De Brevitate Vitae: Effective Time Expenditure | Day 13 of 100

7min read

I have recently been thinking about what is best to do with my time. As have most of us I think during 2020 with various lockdowns and limitations on how we can possibly spend what should be considered as our most valuable asset. I am by no means the world's most efficient spender of time, in fact far from it. I think I probably have traits or habits which inhibit optimised time expenditure. Reading the stoic philosopher Seneca's writings “De Brevitate Vitae” or “The Brevity of life” there is the below quote regarding effective use of time;

“Even if all the bright intellects who ever lived were to agree to ponder this one theme, they would never sufficiently express their surprise at this fog in the human mind. Men do not let anyone seize their estates, and if there is the slightest dispute about their boundaries they rush to stones and arms; but they allow others to encroach on their lives – why, they themselves even invite in those who will take over their lives. You will find no one willing to share out his money; but to how many does each of us divide up his life!

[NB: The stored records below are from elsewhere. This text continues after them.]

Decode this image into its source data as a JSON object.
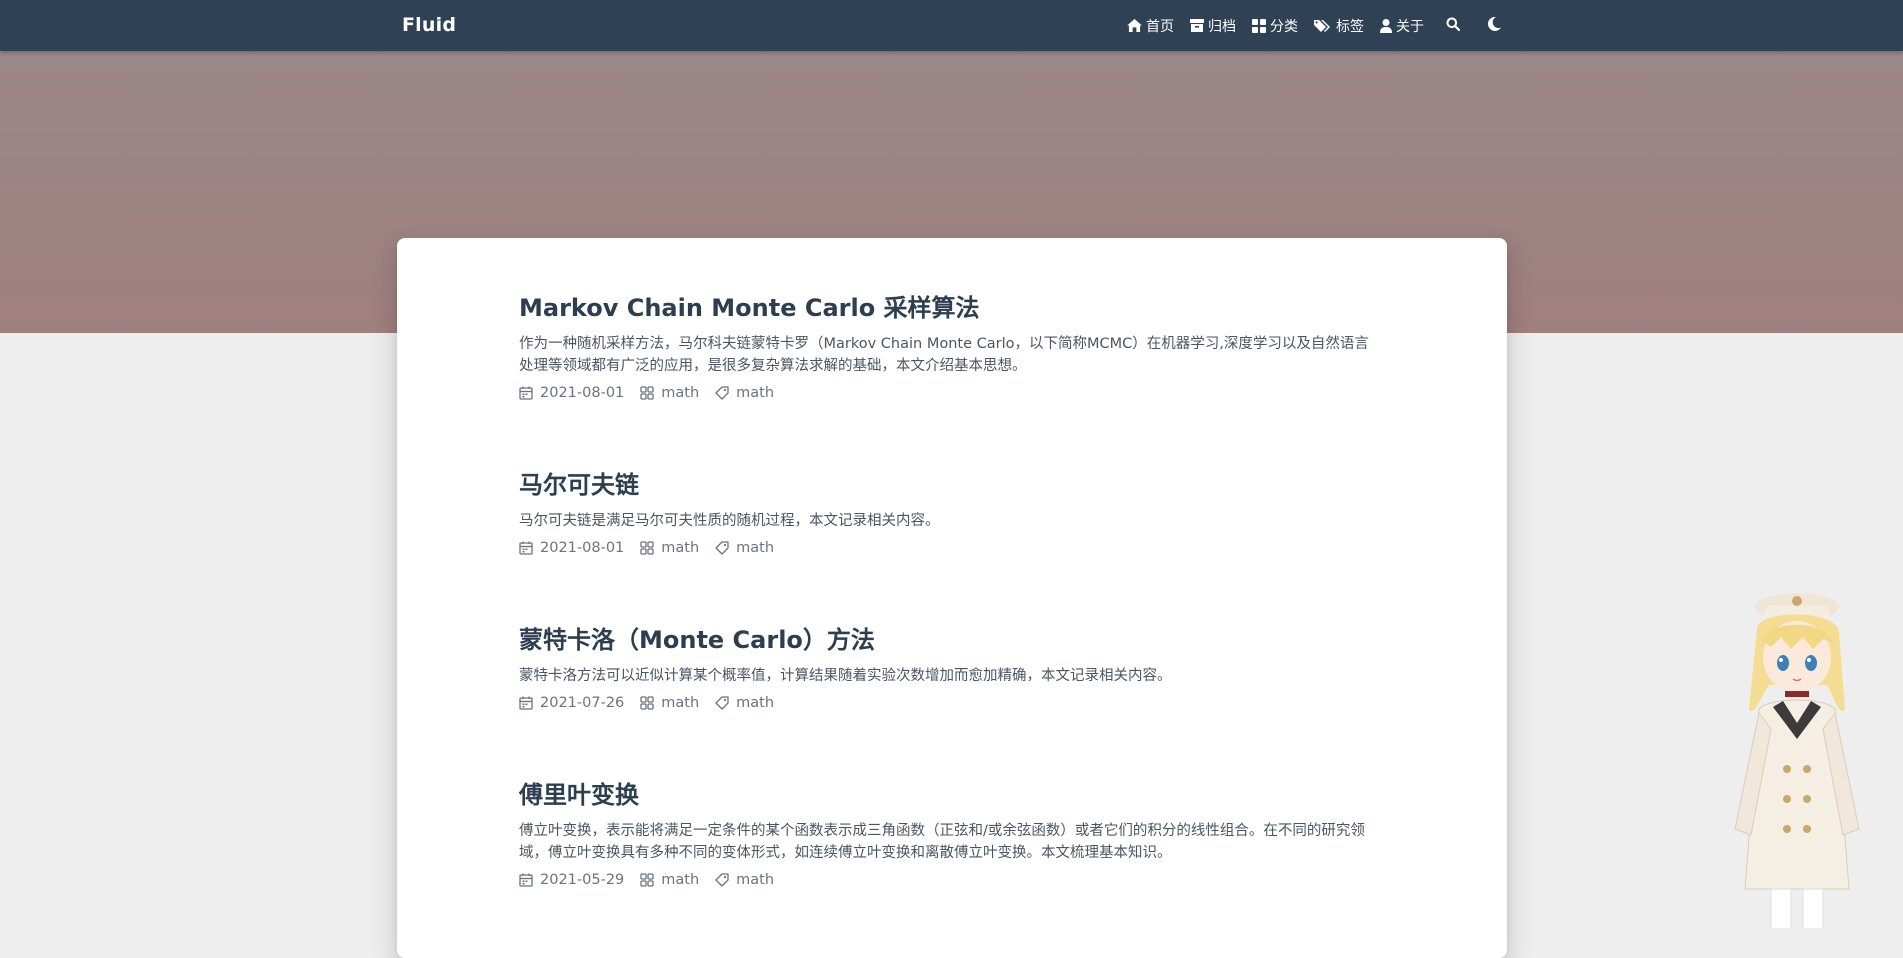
{
  "nav": {
    "brand": "Fluid",
    "items": [
      {
        "label": "首页",
        "icon": "home-icon"
      },
      {
        "label": "归档",
        "icon": "archive-icon"
      },
      {
        "label": "分类",
        "icon": "categories-icon"
      },
      {
        "label": "标签",
        "icon": "tags-icon"
      },
      {
        "label": "关于",
        "icon": "user-icon"
      }
    ],
    "search_icon": "search-icon",
    "theme_icon": "moon-icon"
  },
  "colors": {
    "navbar": "#2f4154",
    "banner": "#9b8888",
    "title": "#2c3e50",
    "text": "#4b5563",
    "meta": "#6b7280"
  },
  "posts": [
    {
      "title": "Markov Chain Monte Carlo 采样算法",
      "excerpt": "作为一种随机采样方法，马尔科夫链蒙特卡罗（Markov Chain Monte Carlo，以下简称MCMC）在机器学习,深度学习以及自然语言处理等领域都有广泛的应用，是很多复杂算法求解的基础，本文介绍基本思想。",
      "date": "2021-08-01",
      "category": "math",
      "tag": "math"
    },
    {
      "title": "马尔可夫链",
      "excerpt": "马尔可夫链是满足马尔可夫性质的随机过程，本文记录相关内容。",
      "date": "2021-08-01",
      "category": "math",
      "tag": "math"
    },
    {
      "title": "蒙特卡洛（Monte Carlo）方法",
      "excerpt": "蒙特卡洛方法可以近似计算某个概率值，计算结果随着实验次数增加而愈加精确，本文记录相关内容。",
      "date": "2021-07-26",
      "category": "math",
      "tag": "math"
    },
    {
      "title": "傅里叶变换",
      "excerpt": "傅立叶变换，表示能将满足一定条件的某个函数表示成三角函数（正弦和/或余弦函数）或者它们的积分的线性组合。在不同的研究领域，傅立叶变换具有多种不同的变体形式，如连续傅立叶变换和离散傅立叶变换。本文梳理基本知识。",
      "date": "2021-05-29",
      "category": "math",
      "tag": "math"
    }
  ]
}
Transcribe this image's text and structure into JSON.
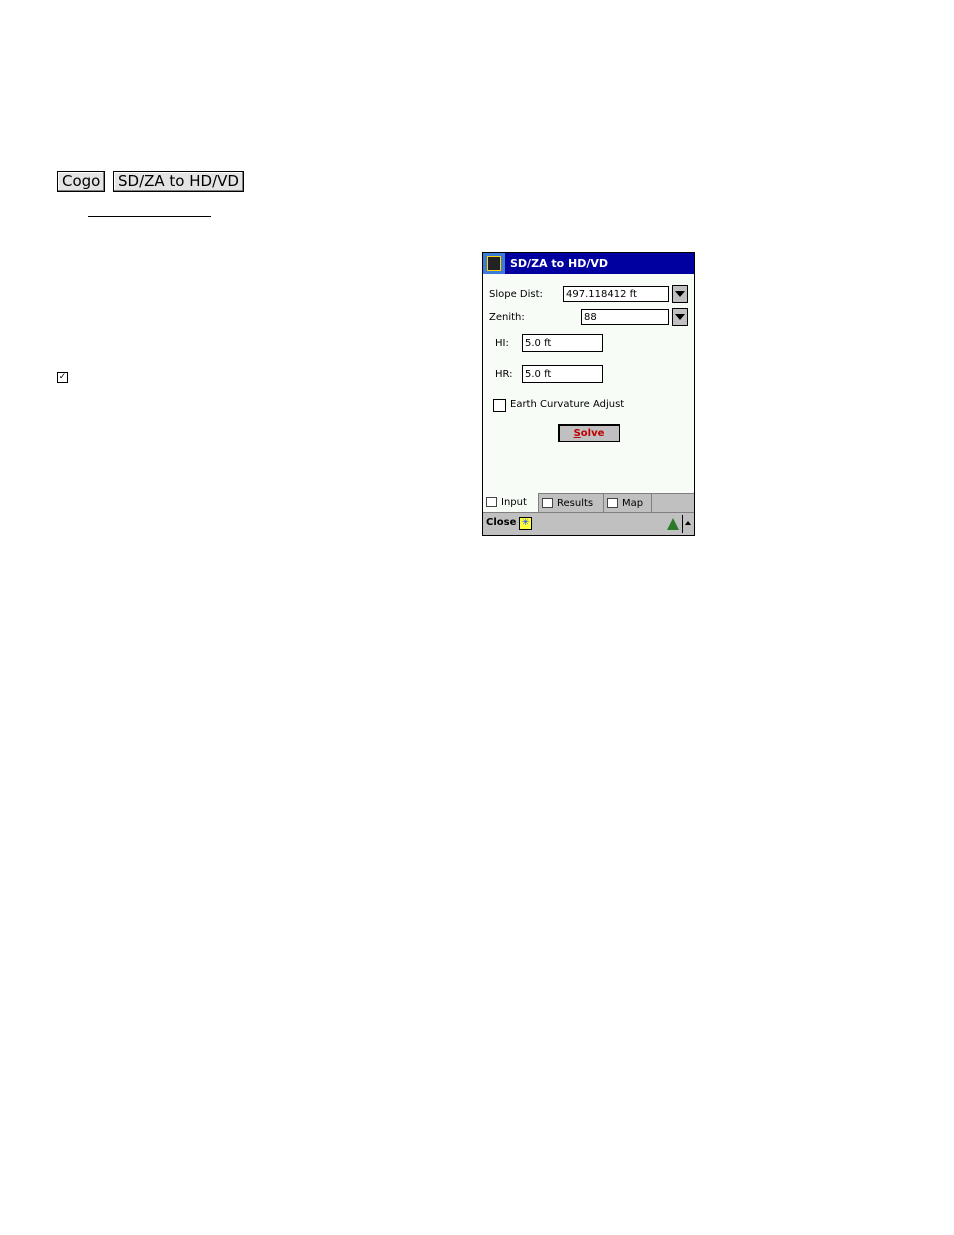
{
  "breadcrumb": [
    "Cogo",
    "SD/ZA to HD/VD"
  ],
  "doc_checkmark": "☑",
  "dialog": {
    "title": "SD/ZA to HD/VD",
    "fields": {
      "slope_dist_label": "Slope Dist:",
      "slope_dist_value": "497.118412 ft",
      "zenith_label": "Zenith:",
      "zenith_value": "88",
      "hi_label": "HI:",
      "hi_value": "5.0 ft",
      "hr_label": "HR:",
      "hr_value": "5.0 ft"
    },
    "earth_curvature_label": "Earth Curvature Adjust",
    "earth_curvature_checked": false,
    "solve_label_first": "S",
    "solve_label_rest": "olve",
    "tabs": [
      "Input",
      "Results",
      "Map"
    ],
    "active_tab": "Input",
    "menubar": {
      "close_label": "Close",
      "sip_glyph": "✳"
    }
  }
}
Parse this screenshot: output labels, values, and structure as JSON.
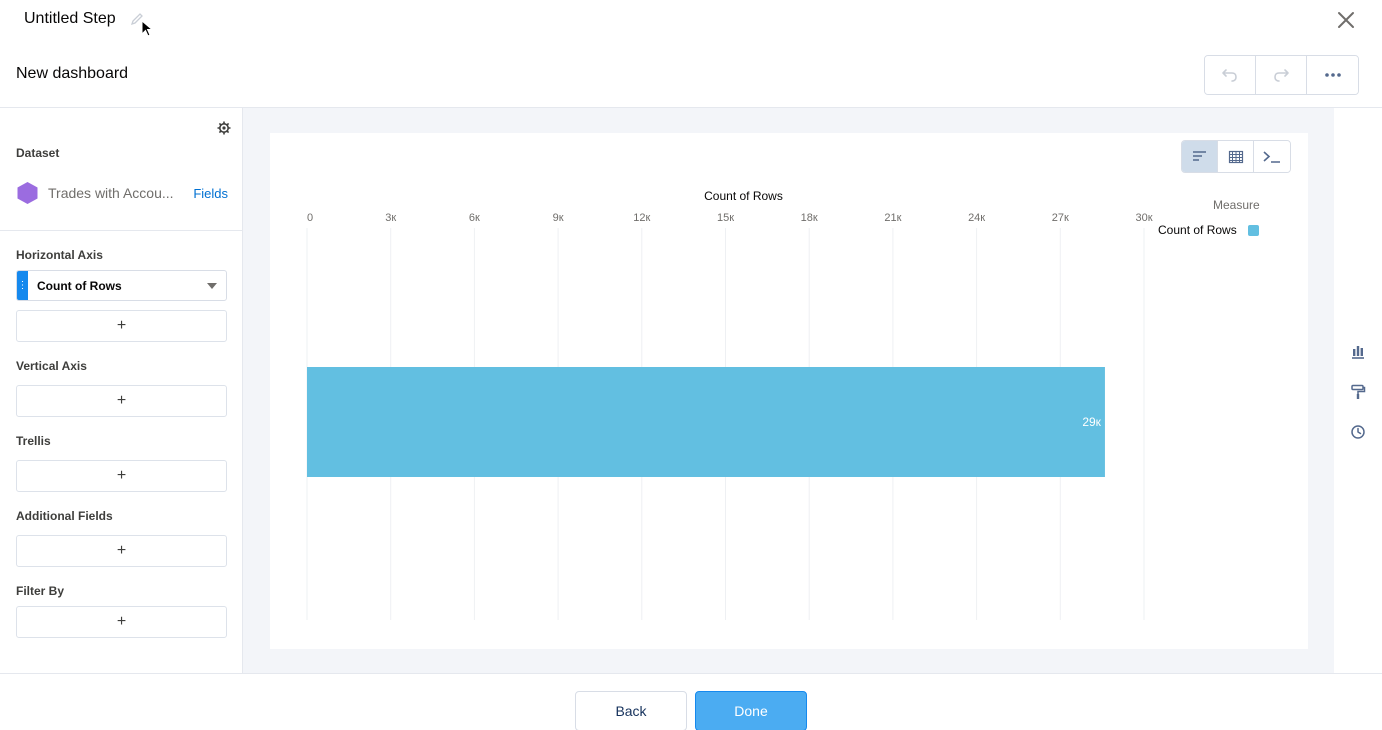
{
  "header": {
    "step_title": "Untitled Step",
    "dashboard_title": "New dashboard",
    "icons": {
      "edit": "pencil-icon",
      "close": "close-icon",
      "undo": "undo-icon",
      "redo": "redo-icon",
      "more": "more-icon"
    }
  },
  "sidebar": {
    "dataset_label": "Dataset",
    "dataset_name": "Trades with Accou...",
    "dataset_color": "#9b6ce0",
    "fields_link": "Fields",
    "horizontal_axis_label": "Horizontal Axis",
    "horizontal_axis_value": "Count of Rows",
    "vertical_axis_label": "Vertical Axis",
    "trellis_label": "Trellis",
    "additional_fields_label": "Additional Fields",
    "filter_by_label": "Filter By",
    "add_symbol": "+"
  },
  "chart_toolbar": {
    "icons": [
      "bar-chart-icon",
      "table-icon",
      "query-editor-icon"
    ]
  },
  "chart_data": {
    "type": "bar",
    "orientation": "horizontal",
    "title": "Count of Rows",
    "xlabel": "Count of Rows",
    "ylabel": "",
    "xlim": [
      0,
      30000
    ],
    "x_ticks": [
      "0",
      "3к",
      "6к",
      "9к",
      "12к",
      "15к",
      "18к",
      "21к",
      "24к",
      "27к",
      "30к"
    ],
    "categories": [
      ""
    ],
    "values": [
      28600
    ],
    "data_labels": [
      "29к"
    ],
    "grid": true,
    "bar_color": "#62bfe1",
    "legend": {
      "title": "Measure",
      "placement": "top-right",
      "items": [
        {
          "name": "Count of Rows",
          "color": "#62bfe1"
        }
      ]
    }
  },
  "right_rail": {
    "icons": [
      "chart-properties-icon",
      "format-icon",
      "history-icon"
    ]
  },
  "footer": {
    "back_label": "Back",
    "done_label": "Done"
  }
}
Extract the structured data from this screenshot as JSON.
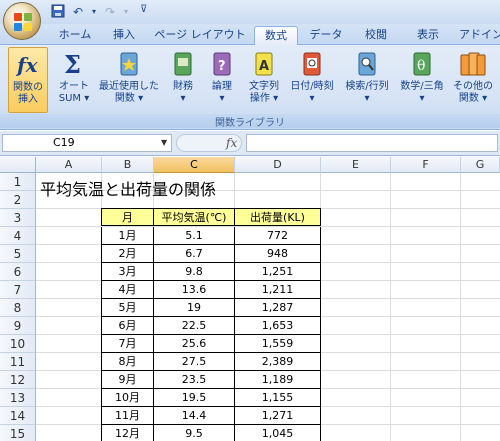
{
  "quick_access": {
    "save_icon": "save-icon",
    "undo_icon": "undo-icon",
    "redo_icon": "redo-icon"
  },
  "tabs": [
    {
      "label": "ホーム",
      "active": false
    },
    {
      "label": "挿入",
      "active": false
    },
    {
      "label": "ページ レイアウト",
      "active": false
    },
    {
      "label": "数式",
      "active": true
    },
    {
      "label": "データ",
      "active": false
    },
    {
      "label": "校閲",
      "active": false
    },
    {
      "label": "表示",
      "active": false
    },
    {
      "label": "アドイン",
      "active": false
    }
  ],
  "ribbon": {
    "buttons": [
      {
        "label1": "関数の",
        "label2": "挿入",
        "icon": "insert-function-icon"
      },
      {
        "label1": "オート",
        "label2": "SUM ▾",
        "icon": "autosum-icon"
      },
      {
        "label1": "最近使用した",
        "label2": "関数 ▾",
        "icon": "recent-functions-icon"
      },
      {
        "label1": "財務",
        "label2": "▾",
        "icon": "financial-icon"
      },
      {
        "label1": "論理",
        "label2": "▾",
        "icon": "logical-icon"
      },
      {
        "label1": "文字列",
        "label2": "操作 ▾",
        "icon": "text-icon"
      },
      {
        "label1": "日付/時刻",
        "label2": "▾",
        "icon": "date-time-icon"
      },
      {
        "label1": "検索/行列",
        "label2": "▾",
        "icon": "lookup-icon"
      },
      {
        "label1": "数学/三角",
        "label2": "▾",
        "icon": "math-trig-icon"
      },
      {
        "label1": "その他の",
        "label2": "関数 ▾",
        "icon": "more-functions-icon"
      }
    ],
    "group_label": "関数ライブラリ"
  },
  "formula_bar": {
    "name_box": "C19",
    "fx": "fx",
    "formula": ""
  },
  "columns": [
    "A",
    "B",
    "C",
    "D",
    "E",
    "F",
    "G"
  ],
  "selected_column": "C",
  "rows": [
    "1",
    "2",
    "3",
    "4",
    "5",
    "6",
    "7",
    "8",
    "9",
    "10",
    "11",
    "12",
    "13",
    "14",
    "15"
  ],
  "sheet_title": "平均気温と出荷量の関係",
  "table": {
    "headers": [
      "月",
      "平均気温(℃)",
      "出荷量(KL)"
    ],
    "rows": [
      [
        "1月",
        "5.1",
        "772"
      ],
      [
        "2月",
        "6.7",
        "948"
      ],
      [
        "3月",
        "9.8",
        "1,251"
      ],
      [
        "4月",
        "13.6",
        "1,211"
      ],
      [
        "5月",
        "19",
        "1,287"
      ],
      [
        "6月",
        "22.5",
        "1,653"
      ],
      [
        "7月",
        "25.6",
        "1,559"
      ],
      [
        "8月",
        "27.5",
        "2,389"
      ],
      [
        "9月",
        "23.5",
        "1,189"
      ],
      [
        "10月",
        "19.5",
        "1,155"
      ],
      [
        "11月",
        "14.4",
        "1,271"
      ],
      [
        "12月",
        "9.5",
        "1,045"
      ]
    ]
  },
  "colors": {
    "header_fill": "#ffff99",
    "selected_column": "#f1c15f",
    "ribbon_bg": "#d7e4f5"
  }
}
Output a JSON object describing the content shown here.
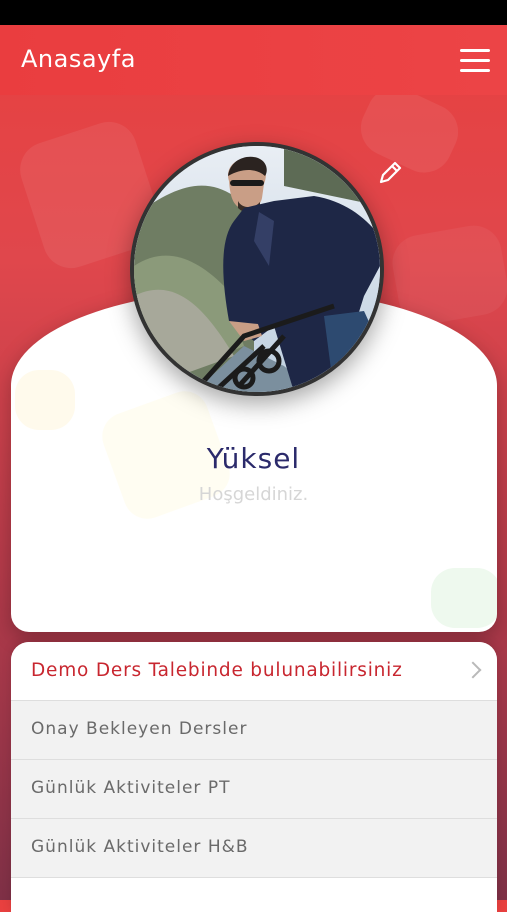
{
  "header": {
    "title": "Anasayfa",
    "menu_icon": "hamburger-menu-icon"
  },
  "profile": {
    "name": "Yüksel",
    "welcome": "Hoşgeldiniz.",
    "edit_icon": "pencil-icon"
  },
  "menu": {
    "items": [
      {
        "label": "Demo Ders Talebinde bulunabilirsiniz",
        "highlight": true
      },
      {
        "label": "Onay Bekleyen Dersler",
        "highlight": false
      },
      {
        "label": "Günlük Aktiviteler PT",
        "highlight": false
      },
      {
        "label": "Günlük Aktiviteler H&B",
        "highlight": false
      },
      {
        "label": "",
        "highlight": false
      }
    ]
  },
  "colors": {
    "accent": "#e8403f",
    "highlight_text": "#c8262f",
    "name_text": "#2b2a6b"
  }
}
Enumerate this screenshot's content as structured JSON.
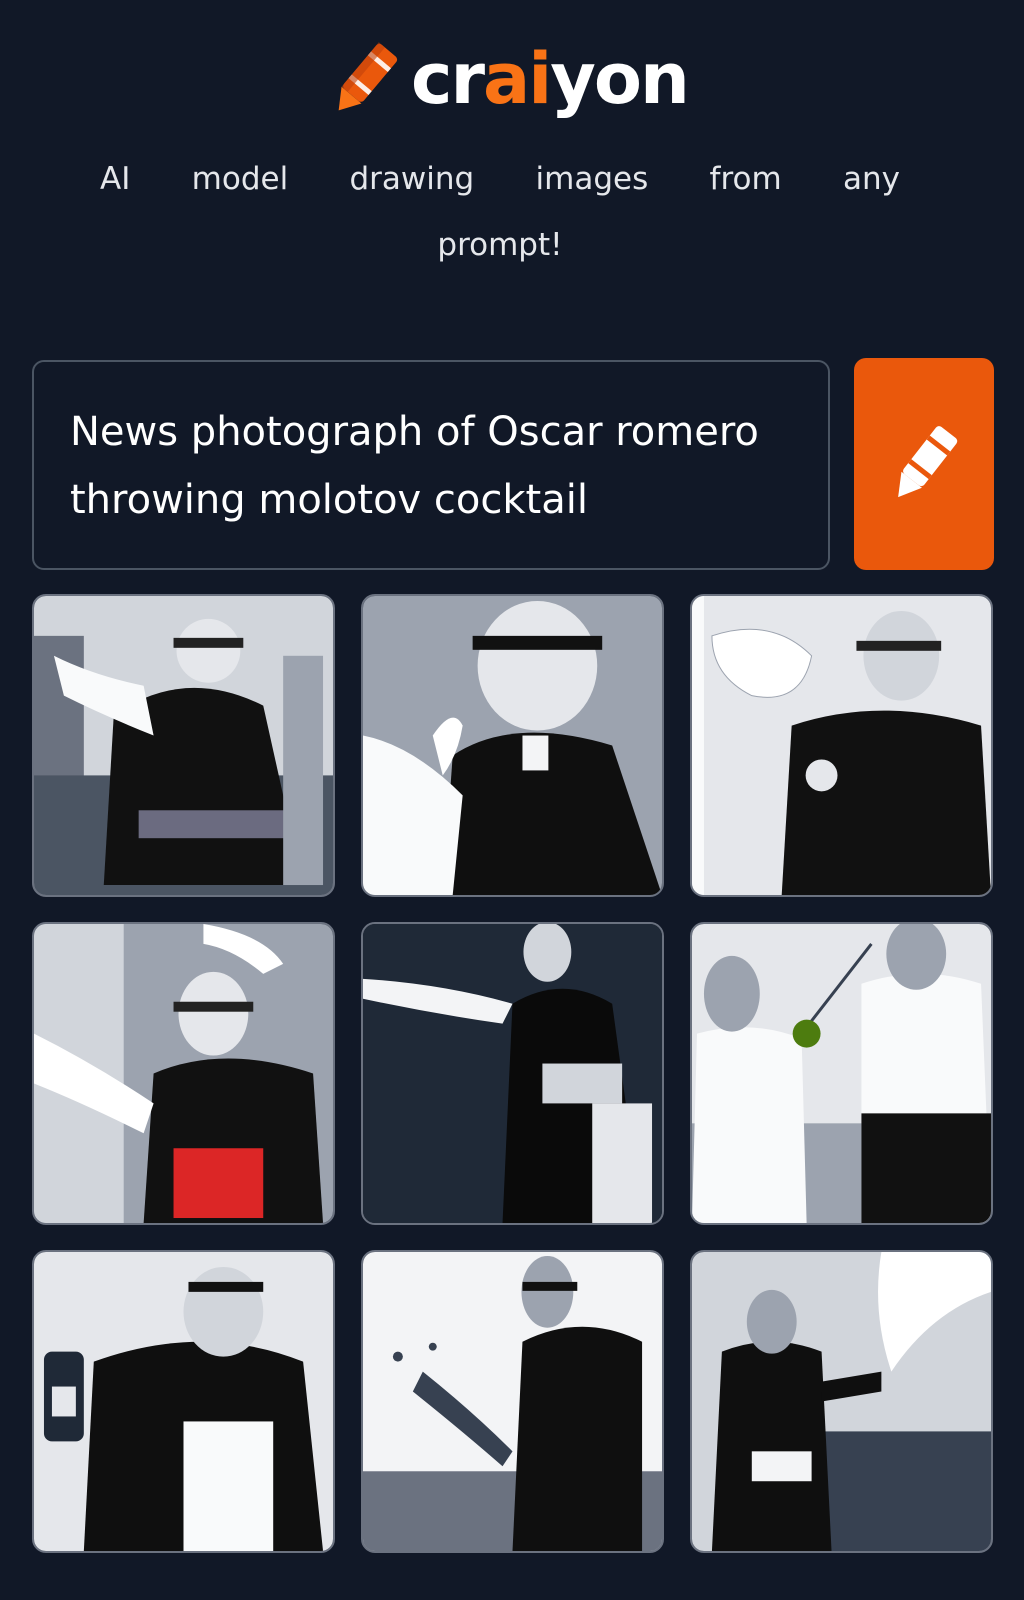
{
  "brand": {
    "name_prefix": "cr",
    "name_accent": "ai",
    "name_suffix": "yon",
    "accent_color": "#f97316",
    "logo_icon": "crayon-icon"
  },
  "tagline": "AI model drawing images from any prompt!",
  "prompt": {
    "value": "News photograph of Oscar romero throwing molotov cocktail"
  },
  "draw_button": {
    "icon": "crayon-icon",
    "color": "#ea580c"
  },
  "results": [
    {
      "id": 1,
      "variant": "gray"
    },
    {
      "id": 2,
      "variant": "gray"
    },
    {
      "id": 3,
      "variant": "gray"
    },
    {
      "id": 4,
      "variant": "red-sash"
    },
    {
      "id": 5,
      "variant": "gray"
    },
    {
      "id": 6,
      "variant": "white-robes"
    },
    {
      "id": 7,
      "variant": "gray"
    },
    {
      "id": 8,
      "variant": "gray"
    },
    {
      "id": 9,
      "variant": "gray"
    }
  ],
  "colors": {
    "background": "#111827",
    "border": "#4b5563",
    "button": "#ea580c"
  }
}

People are frugal in guarding their personal property; but as soon as it comes to squandering time they are most wasteful of the one thing in which it is right to be stingy.”


Which probably sums up my thoughts on the matter quite well, though I will unpack this and add an extension.

The first sentence talks about the great thinker's 'surprise at this fog in the mind'. Some other translations replace surprise with confusion or wonder, all of which have fairly different meanings but have a common thread of; not anticipating humans to be sub-optimal in this way, as it's counter-intuitive. Regardless of the interpretation here, for me when considering 'why I spend my time in the way that I do' it is a fog or a darkness in my mind. A clouded judgement that results in the present being a state of limbo between what I perhaps should be doing and what I am actually doing. Objectively it is a simple equation; choose your desired outcome, only spend time on things that move you toward that outcome. In practice this is more difficult to spend every waking minute completely focussed, and any thinker (including Seneca) must realise this.

The subsequent sentences consider human's contradictory decisions with regards to monetary currency or assets. On the one hand we are protective and careful with our money and wealth, created by time and effort. But on the other hand we are willing to provide, or perhaps unknowingly provide, one of those two components of wealth (and something more that should be considered more valuable than monetary wealth) completely freely.

There are two themes with the expenditure of time that Seneca highlights. The first being the demand that others put on our time; whether we have chosen to give them that time, or whether they are encroaching on our time. To this there is a simple solution, choose wisely and be wary of to whom you are giving your time. The second theme I thought about here is the division of your time. If spread too thinly across people or goals, is your time really as effective as it could be? For me, I think this second point it the most practically poignant. Even if we're only spending a proportion of our day pedalling towards our ideal identities or outcomes, then we should divide this time by less facets. Have a few core objectives, and focus on those. The concentrated effort during this time will yield the best return. Less is more. I also believe that by doing this, the proportion of your whole time that is 'useful time' will increase, because the rewards from your work will start to become realised more quickly fuelling you to do more.

This all sounds quite productivity/goal/achievement orientated, but this applies to all walks of life (akin to time). If you want to be a better partner in a relationship, spend time improving that relationship. If you want to become a sushi chef, spend time cutting fish. Etc.

My slight worry with the interpretation of some of Seneca's thoughts throughout De Brevitate Vitae is that the type As among us may be over-aggressive with their time discipline after reading it. I am yet to finish reading these writings, but I do not think we should forget the balance of time expenditure. Is it impossible to be completely focussed on your goals all of the time? If so, should we not spend some of the troughs in effective time expenditure on rejuvenating ourselves in order to maximise the output at the peaks?

During the course of this year we have all had more time for ourselves, and a choice of how to spend it. For the young professionals like me, there has probably been significant battle between productivity and Netflix. Though for the more family orientated this has been a prime opportunity to catch up on lost time. Working from home and having limited travel has dilated our potential wasted time, but also our potential useful time. I don't think it's possible to entirely switch to 100% utilistation of useful time, and I probably would not encourage trying. But being more mindful of the ways we spend our time, potentially saying 'no' to time wasting activities or people, can help cultivate (probably through quite passive baby steps that are difficult to observe in the present) a more effective and fulfilling journey to our outcomes.